Now, I’m not such a scold that I’m can’t appreciate cartoonish depictions of hell — like, I don’t think you should drop pianos on people from a great height either, but I still enjoy classic Warner Brothers cartoons. Even in those cases, though, I’m always struck by the extent to which gruesome torment is at the core of the joke. Sometimes it’s in iconography that everyone kind of ignores — does anyone really think about why the devil is always depicted holding a pitchfork? it’s not a fun reason! — but sometimes it’s pretty deliberate. In this strip, I love that the slot machines themselves are fiery hot, leaving the poor damned players in agony as they pull the lever over and over again (and, presumably, never win). Do you think they’re kept in place by some mental block that makes them unable to leave the machine, perhaps mirroring a vice they were guilty of in life?

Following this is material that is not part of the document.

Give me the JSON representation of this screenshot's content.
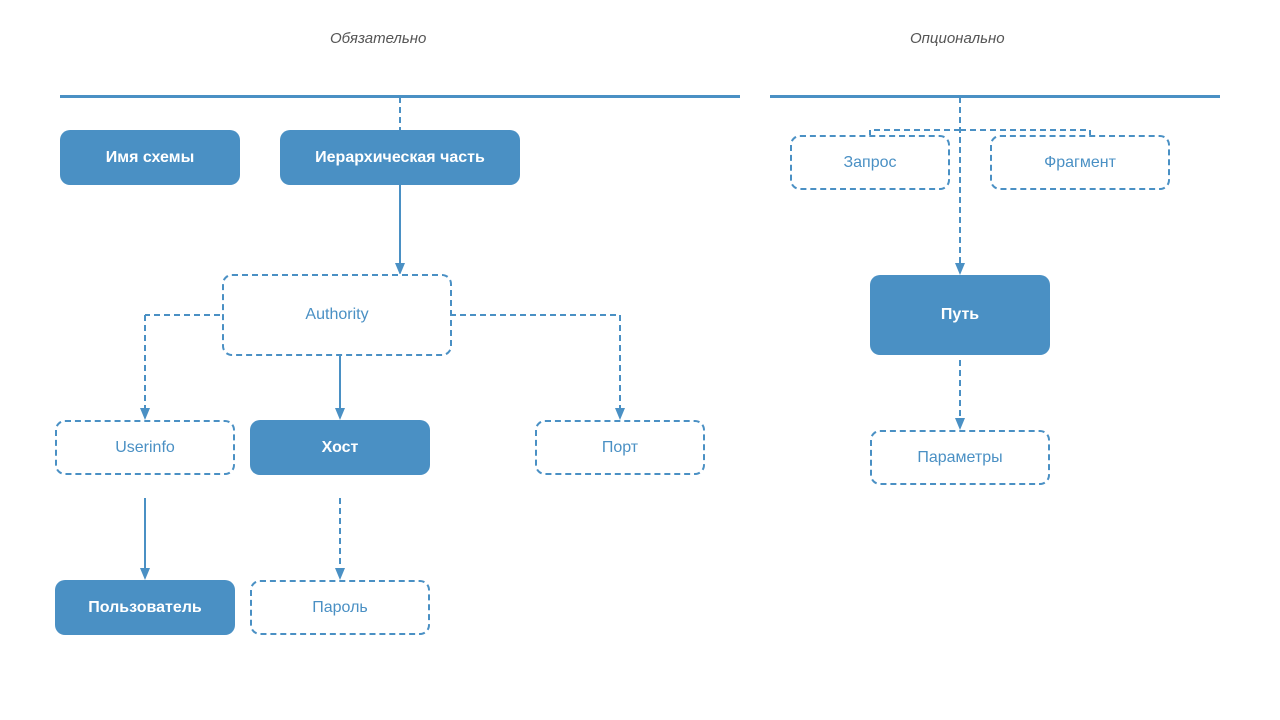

Or are there just some chains or something at their feet that we can’t see, due to all the flames that are eternally burning their flesh?
Barney Google and Snuffy Smith, 7/12/23
The bad news is that Sheriff Tait, the only law enforcement officer in the community of Hootin’ Holler, died from massive blood loss and organ damage after being mauled by a vicious bear. The good news is that this saved him from an even worse fate: dying slowly and terribly from the rabies that he contracted from a bat who bit him just moments before the bear caught up with him.